Le colture. Nel 2008, le colture arabili più importanti sono state i cereali (44% delle superfici convertite interamente all’agricoltura biologica e dedicate alle colture arabili), seguite dai foraggi erbacei (42%), dalle altre colture arabili come i legumi da granella, le patate, le barbabietole da zucchero, le sementi e semenzali di terre arabili (7%), le verdure fresche e le colture industriali (4% ciascuno). I cereali raggiungono valori importanti in Lituania (79% delle superfici dedicate alle colture arabili), Portogallo (75%) e Irlanda (73%), mentre le percentuali più elevate di foraggi erbacei sono state registrate in Lettonia (67%), Estonia (66%) e Svezia (58%).

Diminuiscono le superfici destinate a colture OGM. Nel 2009, 14 milioni di agricoltori di 25 Paesi hanno coltivato 134 milioni di ettari di colture biotech, contro i 13,3 milioni di agricoltori e 125 milioni di ettari nel 2008. Il 90% degli agricoltori che hanno coltivato OGM sono piccoli produttori dei Paesi in crescita. È quanto si legge nel rapporto annuale sulle coltivazioni transgeniche diffuso dall’”International service for the acquisition of agri-biotech applications” (Isaaa).

In Germania forte stop all’Ogm. Il rapporto segnala che sei Paesi europei hanno coltivato 94.750 ettari di colture biotech nel 2009, in ribasso rispetto ai sette Paesi ed ai 107.719 ettari del 2008. Il calo è dovuto al fatto che la Germania ha interrotto la coltivazione transgenica. La Spagna ha coltivato l’80% di tutto il mais OGM europeo. Gli otto maggiori produttori di OGM sono stati: Usa (64 milioni di ettari), Brasile (21,4), Argentina (21,3), India (88,4), Canada (8,2), Cina (3,7), Paraguay (2,2) e Sud Africa (2,1).
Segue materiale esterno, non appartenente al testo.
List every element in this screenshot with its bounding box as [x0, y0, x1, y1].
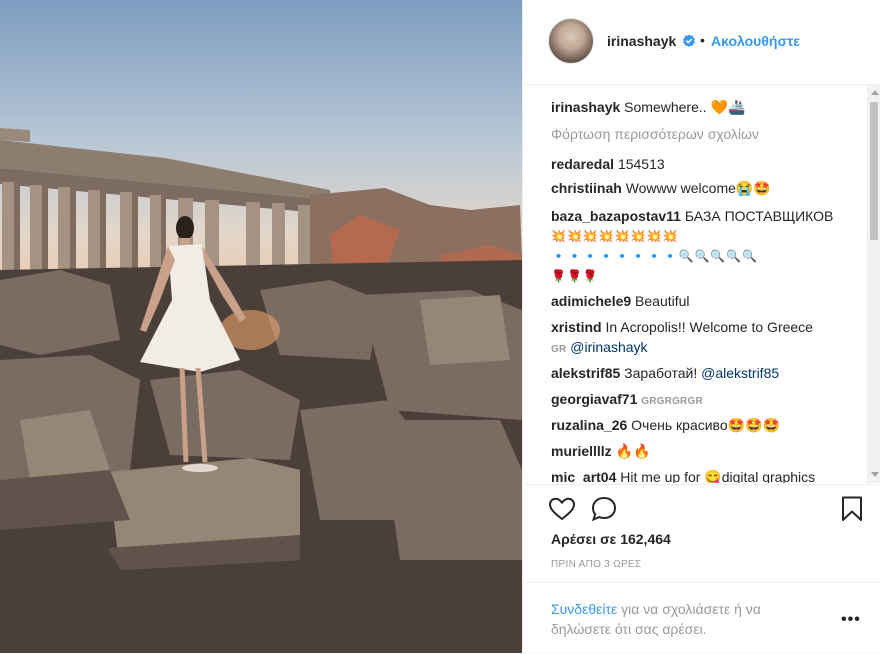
- comment-username[interactable]: mic_art04: [551, 469, 616, 483]
- post-photo[interactable]: [0, 0, 522, 653]
- scrollbar-thumb[interactable]: [870, 102, 878, 240]
- comment-emoji-line: 💥💥💥💥💥💥💥💥: [551, 229, 679, 243]
- heart-icon[interactable]: [547, 494, 577, 524]
- comment-sub-label: GR: [551, 344, 567, 355]
- scroll-down-arrow-icon[interactable]: [871, 472, 879, 477]
- login-prompt: Συνδεθείτε για να σχολιάσετε ή να δηλώσε…: [551, 599, 781, 639]
- comment-text: Wowww welcome😭🤩: [625, 180, 771, 196]
- comment-username[interactable]: xristind: [551, 319, 602, 335]
- action-bar: [523, 484, 880, 533]
- avatar[interactable]: [548, 18, 594, 64]
- comment-username[interactable]: ruzalina_26: [551, 417, 627, 433]
- temple-ruins-illustration: [0, 128, 522, 653]
- comment-emoji-line: 🔹🔹🔹🔹🔹🔹🔹🔹🔍🔍🔍🔍🔍: [551, 249, 759, 263]
- comment-item: georgiavaf71 GRGRGRGR: [551, 389, 703, 412]
- mention-link[interactable]: @irinashayk: [570, 339, 647, 355]
- comment-text: 154513: [617, 156, 665, 172]
- comment-username[interactable]: baza_bazapostav11: [551, 208, 681, 224]
- follow-button[interactable]: Ακολουθήστε: [711, 33, 800, 49]
- comment-text: GRGRGRGR: [641, 396, 703, 407]
- comment-text: In Acropolis!! Welcome to Greece: [605, 319, 813, 335]
- comment-username[interactable]: redaredal: [551, 156, 614, 172]
- comments-list[interactable]: irinashayk Somewhere.. 🧡🚢 Φόρτωση περισσ…: [523, 85, 867, 483]
- header-username[interactable]: irinashayk: [607, 33, 676, 49]
- comment-item: adimichele9 Beautiful: [551, 291, 690, 311]
- comment-username[interactable]: muriellllz: [551, 443, 612, 459]
- comment-text: Заработай!: [624, 365, 698, 381]
- caption: irinashayk Somewhere.. 🧡🚢: [551, 97, 745, 117]
- comment-item: baza_bazapostav11 БАЗА ПОСТАВЩИКОВ: [551, 206, 833, 226]
- header-separator: •: [700, 32, 705, 48]
- load-more-comments-button[interactable]: Φόρτωση περισσότερων σχολίων: [551, 126, 759, 142]
- login-footer: Συνδεθείτε για να σχολιάσετε ή να δηλώσε…: [523, 582, 880, 654]
- comment-item: ruzalina_26 Очень красиво🤩🤩🤩: [551, 415, 780, 435]
- comment-item: muriellllz 🔥🔥: [551, 441, 650, 461]
- instagram-post-modal: irinashayk • Ακολουθήστε irinashayk Some…: [0, 0, 880, 653]
- comment-username[interactable]: adimichele9: [551, 293, 631, 309]
- comment-continuation: GR @irinashayk: [551, 337, 648, 360]
- login-link[interactable]: Συνδεθείτε: [551, 601, 617, 617]
- comment-item: mic_art04 Hit me up for 😋digital graphic…: [551, 467, 815, 483]
- caption-username[interactable]: irinashayk: [551, 99, 620, 115]
- comment-text: Hit me up for 😋digital graphics: [620, 469, 816, 483]
- post-timestamp[interactable]: ΠΡΙΝ ΑΠΟ 3 ΩΡΕΣ: [551, 559, 641, 570]
- comment-text: Очень красиво🤩🤩🤩: [631, 417, 780, 433]
- likes-count[interactable]: Αρέσει σε 162,464: [551, 531, 671, 547]
- comment-emoji-line: 🌹🌹🌹: [551, 269, 599, 283]
- comment-username[interactable]: christiinah: [551, 180, 622, 196]
- verified-badge-icon: [683, 34, 695, 47]
- comment-username[interactable]: georgiavaf71: [551, 391, 637, 407]
- bookmark-icon[interactable]: [837, 494, 867, 524]
- comment-item: christiinah Wowww welcome😭🤩: [551, 178, 771, 198]
- post-header: irinashayk • Ακολουθήστε: [523, 0, 880, 85]
- comment-text: Beautiful: [635, 293, 690, 309]
- comment-item: xristind In Acropolis!! Welcome to Greec…: [551, 317, 813, 337]
- comment-text: БАЗА ПОСТАВЩИКОВ: [684, 208, 834, 224]
- mention-link[interactable]: @alekstrif85: [701, 365, 779, 381]
- more-options-button[interactable]: •••: [841, 611, 861, 629]
- post-side-panel: irinashayk • Ακολουθήστε irinashayk Some…: [522, 0, 880, 653]
- comment-item: alekstrif85 Заработай! @alekstrif85: [551, 363, 779, 383]
- comment-bubble-icon[interactable]: [589, 494, 619, 524]
- comment-text: 🔥🔥: [615, 443, 651, 459]
- caption-text: Somewhere.. 🧡🚢: [624, 99, 746, 115]
- comment-item: redaredal 154513: [551, 154, 665, 174]
- comment-username[interactable]: alekstrif85: [551, 365, 620, 381]
- scroll-up-arrow-icon[interactable]: [871, 90, 879, 95]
Gli altri Paesi che utilizzano OGM sono: Uruguay, Bolivia, Filippine, Australia, Burkina Faso, Spagna, Messico, Cile, Colombia, Honduras, Repubblica Ceca, Portogallo, Romania, Polonia, Costa Rica, Egitto e Slovacchia.
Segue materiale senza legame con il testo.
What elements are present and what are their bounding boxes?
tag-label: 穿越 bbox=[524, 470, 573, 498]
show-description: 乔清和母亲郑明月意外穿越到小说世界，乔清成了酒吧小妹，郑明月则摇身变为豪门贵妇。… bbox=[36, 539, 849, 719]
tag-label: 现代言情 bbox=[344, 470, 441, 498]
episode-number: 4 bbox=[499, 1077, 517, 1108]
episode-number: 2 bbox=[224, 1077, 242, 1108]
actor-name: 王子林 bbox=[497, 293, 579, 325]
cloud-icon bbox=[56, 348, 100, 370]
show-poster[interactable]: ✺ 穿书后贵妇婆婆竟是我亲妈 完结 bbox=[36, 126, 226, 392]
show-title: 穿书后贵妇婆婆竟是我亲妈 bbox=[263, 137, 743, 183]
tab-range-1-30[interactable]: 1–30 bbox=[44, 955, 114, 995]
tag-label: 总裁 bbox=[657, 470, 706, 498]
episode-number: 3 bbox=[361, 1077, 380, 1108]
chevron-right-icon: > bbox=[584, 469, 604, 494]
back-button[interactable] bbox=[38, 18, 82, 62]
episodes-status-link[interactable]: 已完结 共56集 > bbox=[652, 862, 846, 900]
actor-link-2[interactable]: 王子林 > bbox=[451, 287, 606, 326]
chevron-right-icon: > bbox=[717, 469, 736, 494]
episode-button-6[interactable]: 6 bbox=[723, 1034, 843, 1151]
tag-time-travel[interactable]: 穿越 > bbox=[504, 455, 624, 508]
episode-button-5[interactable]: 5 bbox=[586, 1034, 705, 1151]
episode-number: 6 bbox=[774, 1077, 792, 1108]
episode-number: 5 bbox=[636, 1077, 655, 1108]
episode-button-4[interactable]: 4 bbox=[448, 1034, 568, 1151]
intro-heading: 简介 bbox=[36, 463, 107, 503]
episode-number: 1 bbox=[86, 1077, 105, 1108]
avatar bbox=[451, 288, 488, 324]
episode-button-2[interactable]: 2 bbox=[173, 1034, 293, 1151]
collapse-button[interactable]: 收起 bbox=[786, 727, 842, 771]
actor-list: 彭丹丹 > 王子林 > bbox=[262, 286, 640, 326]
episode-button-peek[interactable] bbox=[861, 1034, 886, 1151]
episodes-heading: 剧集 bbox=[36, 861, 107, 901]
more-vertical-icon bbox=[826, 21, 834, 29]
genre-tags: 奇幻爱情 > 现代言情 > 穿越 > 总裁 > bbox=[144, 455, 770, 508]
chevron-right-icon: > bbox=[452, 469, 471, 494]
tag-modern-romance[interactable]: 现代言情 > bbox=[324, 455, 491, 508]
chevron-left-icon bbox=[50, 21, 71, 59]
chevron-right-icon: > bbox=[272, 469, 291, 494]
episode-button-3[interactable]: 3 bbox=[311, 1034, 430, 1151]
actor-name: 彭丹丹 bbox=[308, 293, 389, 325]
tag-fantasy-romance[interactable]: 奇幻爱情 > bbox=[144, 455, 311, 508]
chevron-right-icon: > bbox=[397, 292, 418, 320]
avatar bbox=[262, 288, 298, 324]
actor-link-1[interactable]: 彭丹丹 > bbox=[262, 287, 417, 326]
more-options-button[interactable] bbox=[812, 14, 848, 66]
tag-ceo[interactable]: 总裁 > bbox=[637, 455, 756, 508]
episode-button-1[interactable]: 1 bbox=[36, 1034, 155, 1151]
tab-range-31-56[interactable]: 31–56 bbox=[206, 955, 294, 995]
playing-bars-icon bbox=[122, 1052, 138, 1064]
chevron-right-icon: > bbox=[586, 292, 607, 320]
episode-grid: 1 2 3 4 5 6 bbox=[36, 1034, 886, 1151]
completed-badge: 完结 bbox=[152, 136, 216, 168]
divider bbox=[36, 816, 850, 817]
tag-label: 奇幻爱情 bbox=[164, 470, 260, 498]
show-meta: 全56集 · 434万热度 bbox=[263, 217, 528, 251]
(fonte: Veneto Agricoltura Europa)

Entro il 30 giugno 2010 si può concorrere al Premio Giornalistico Nazionale “Comunicare Bio”

Sana, il Salone Internazionale del Naturale, in collaborazione con FederBio, indice la prima edizione del Premio giornalistico nazionale “Comunicare Bio”. Il Premio ha l’obiettivo di portare alla luce articoli e servizi che presentano e approfondiscono l’agricoltura biologica, il suo stretto legame fra alimentazione, salute e ambiente e il nuovo approccio ai consumi di cui è portavoce.
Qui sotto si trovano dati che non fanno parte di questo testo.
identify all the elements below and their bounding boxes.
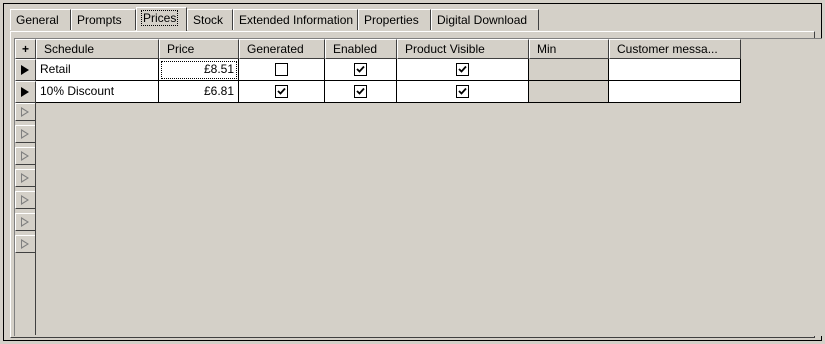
cell-enabled[interactable]: [325, 59, 397, 81]
tab-digital-download[interactable]: Digital Download: [431, 9, 539, 30]
tab-general[interactable]: General: [10, 9, 71, 30]
tab-prices[interactable]: Prices: [136, 7, 187, 31]
row-indicator[interactable]: [15, 81, 36, 103]
column-header-schedule[interactable]: Schedule: [36, 39, 159, 59]
cell-price[interactable]: £8.51: [159, 59, 239, 81]
tab-extended-information[interactable]: Extended Information: [233, 9, 358, 30]
enabled-checkbox[interactable]: [353, 85, 367, 98]
column-header-generated[interactable]: Generated: [239, 39, 325, 59]
cell-generated[interactable]: [239, 81, 325, 103]
cell-enabled[interactable]: [325, 81, 397, 103]
cell-customer-message[interactable]: [609, 59, 741, 81]
tab-strip: General Prompts Prices Stock Extended In…: [10, 7, 539, 31]
cell-schedule[interactable]: 10% Discount: [36, 81, 159, 103]
checkmark-icon: [457, 87, 467, 95]
checkmark-icon: [355, 87, 365, 95]
column-header-customer-message[interactable]: Customer messa...: [609, 39, 741, 59]
cell-product-visible[interactable]: [397, 59, 529, 81]
column-header-price[interactable]: Price: [159, 39, 239, 59]
cell-schedule[interactable]: Retail: [36, 59, 159, 81]
column-header-min[interactable]: Min: [529, 39, 609, 59]
checkmark-icon: [457, 65, 467, 73]
product-visible-checkbox[interactable]: [455, 63, 469, 76]
column-header-product-visible[interactable]: Product Visible: [397, 39, 529, 59]
generated-checkbox[interactable]: [274, 85, 288, 98]
cell-price[interactable]: £6.81: [159, 81, 239, 103]
prices-grid[interactable]: + Schedule Price Generated Enabled Produ…: [14, 38, 822, 336]
row-indicator-current[interactable]: [15, 59, 36, 81]
add-row-button[interactable]: +: [15, 39, 36, 59]
row-pointer-icon: [21, 65, 29, 75]
row-pointer-icon: [21, 87, 29, 97]
tab-prompts[interactable]: Prompts: [71, 9, 136, 30]
enabled-checkbox[interactable]: [353, 63, 367, 76]
checkmark-icon: [276, 87, 286, 95]
cell-generated[interactable]: [239, 59, 325, 81]
generated-checkbox[interactable]: [274, 63, 288, 76]
tab-properties[interactable]: Properties: [358, 9, 431, 30]
cell-product-visible[interactable]: [397, 81, 529, 103]
column-header-enabled[interactable]: Enabled: [325, 39, 397, 59]
cell-min[interactable]: [529, 81, 609, 103]
product-visible-checkbox[interactable]: [455, 85, 469, 98]
cell-customer-message[interactable]: [609, 81, 741, 103]
tab-stock[interactable]: Stock: [187, 9, 233, 30]
row-indicator-column: [15, 103, 36, 335]
cell-min[interactable]: [529, 59, 609, 81]
checkmark-icon: [355, 65, 365, 73]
Modalità di partecipazione. Possono partecipare giornalisti professionisti, pubblicisti o blogger in qualità di redattori o free-lance di quotidiani, periodici di informazione, emittenti radiofoniche o televisive e siti web. Il Premio prende in esame: servizi giornalistici pubblicati da quotidiani e riviste; trasmissioni e servizi radiofonici e televisivi; servizi e articoli on line e blog (riservati ai siti di informazione, con esclusione di quelli aziendali) realizzati e/o utilizzati in Italia e scritti in lingua italiana nel periodo compreso tra il 1 luglio 2009 e il 30 giugno 2010. La domanda di partecipazione e il bando di concorso sono scaricabili dai siti di Sana e FederBio. Il termine utile per l’invio della domanda di partecipazione e dei materiali in gara è il 30 giugno 2010. La premiazione avrà luogo all’interno di Sana, che si terrà a Bologna dal 9 al 12 settembre.